Alternatives to Formalization – Formalizations of Alternatives? Internationale Konferenz zur außergerichtlichen Streitbeilegung

Alternatives to Formalization – Formalizations of Alternatives? Internationale Konferenz zur außergerichtlichen Streitbeilegung

Organisatoren
Iwo Amelung / Moritz Bälz / Joachim Zekoll, LOEWE-Schwerpunkt "Außergerichtliche und gerichtliche Konfliktlösung", Frankfurt am Main
Ort
Frankfurt am Main
Land
Deutschland
Vom - Bis
20.07.2013 - 21.07.2013
Url der Konferenzwebsite
Von
Miriam Wolffsky, Johann Wolfgang Goethe-Universität Frankfurt am Main, Institut für Internationales und Europäisches Privatrecht und Rechtsvergleichung

Im Eisenhower-Saal des IG-Hochhauses auf dem Campus Westend der Johann Wolfgang Goethe-Universität Frankfurt am Main fand am 20. und 21. Juli 2013 die internationale Konferenz Alternatives to Formalization – Formalizations of Alternatives? statt. Zur Diskussion standen die Fragen, ob die außergerichtliche Streitbeilegung als Alternative zu den traditionell hoch formalisierten gerichtlichen Prozessen selbst zunehmend formalisiert wird und ob bzw. inwieweit ein Trend zur Entformalisierung der klassischen Gerichtsverfahren eingesetzt hat. Zu der Veranstaltung des interdisziplinären LOEWE-Schwerpunkts „Außergerichtliche und gerichtliche Konfliktlösung“ luden der Sinologe Iwo Amelung sowie die Juristen Moritz Bälz und Joachim Zekoll (alle Frankfurt am Main) renommierte Beiträger/-innen aus vier Kontinenten ein. Gefördert wurde die Veranstaltung durch die Fritz Thyssen Stiftung sowie durch den Verein der Freunde der Johann Wolfgang Goethe-Universität Frankfurt am Main. Die Eröffnungsworte sprachen RAINER KLUMP, Vizepräsident der Johann Wolfgang Goethe-Universität Frankfurt am Main, und ALBRECHT CORDES, Sprecher des LOEWE-Schwerpunkts und Geschäftsführender Direktor des Instituts für Rechtsgeschichte an der Frankfurter Universität. Sie unterstrichen mit Nachdruck die historische wie gegenwartsbezogene Relevanz des Themas.

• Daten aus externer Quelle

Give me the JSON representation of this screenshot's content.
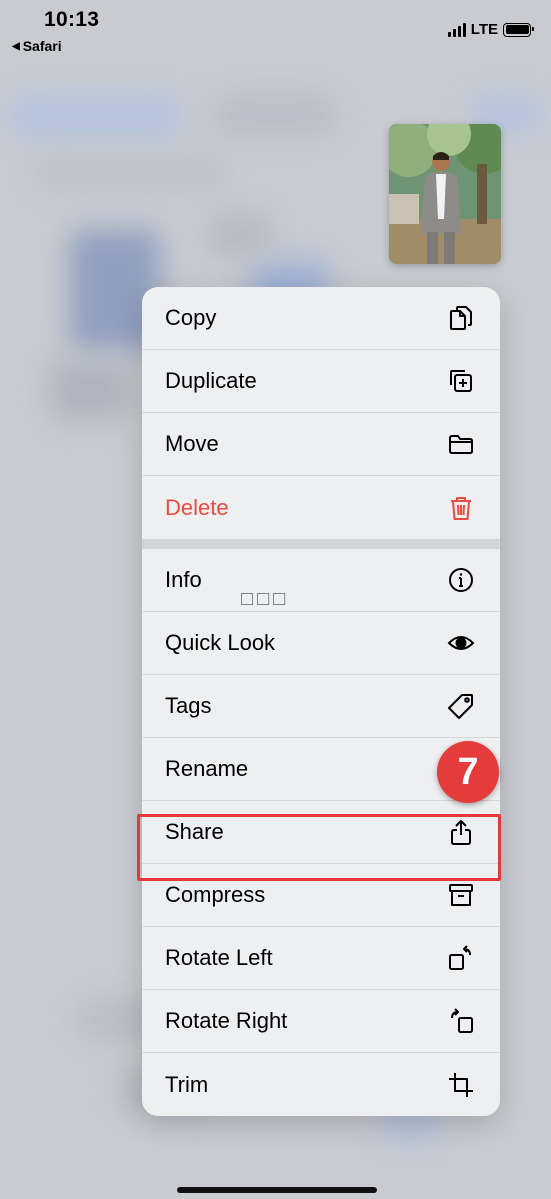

Der Begriff Alternative Dispute Resolution (ADR) umfasst mehr oder weniger strukturierte Streitbeilegungsmethoden, welche nicht bindend sein müssen, aber können. Insbesondere vor einem internationalen Hintergrund wird die Mannigfaltigkeit des Begriffs erkennbar, die eine spezielle Betrachtung der einzelnen Verfahren erforderlich macht. Auch, weil gewisse Begrifflichkeiten mit Stereotypen belegt sind, kann die Diskussion über ADR bereits durch die Verwendung bestimmter Ausdrücke beeinflusst werden. Deutlich werden ließ dies MICHAEL PALMER (London /Shantou, China) mit seinen Ausführungen zu dem 1976 von Frank Sanders entwickelten Modell eines Multi-Door Courthouse (MDCH), das in den Vereinigten Staaten vereinzelt umgesetzt wurde. Durch eine Vorauswahl der eingereichten Streitigkeiten sollte hier für jeden Disput die richtige Lösungsform gefunden werden. Durch die enge Verknüpfung mit dem Gericht, möglicherweise aber auch beeinflusst von der Begrifflichkeit, kam es jedoch in der Praxis überwiegend zu Empfehlungen, eine gerichtliche Lösung anzustreben. Auch dies mag erschwert haben, das eigentliche Konzept zum Tragen zu bringen. Eine nähere Abgrenzung der Begriffe nahm DEBORAH R. HENSLER (Stanford) vor, die speziell auf die fehlende Öffentlichkeit und mangelnde politische Legitimation bei ADR-Verfahren einging und die Frage diskutierte, ob im Gegenzug auch nicht-öffentliche Gerichtsverfahren angeboten werden sollten. Außerdem verdeutlichte sie die verschwimmende Linie zwischen gerichtlicher und außergerichtlicher Streitbeilegung und erörterte, ob und wie diese Grenze wieder deutlicher gezogen werden kann.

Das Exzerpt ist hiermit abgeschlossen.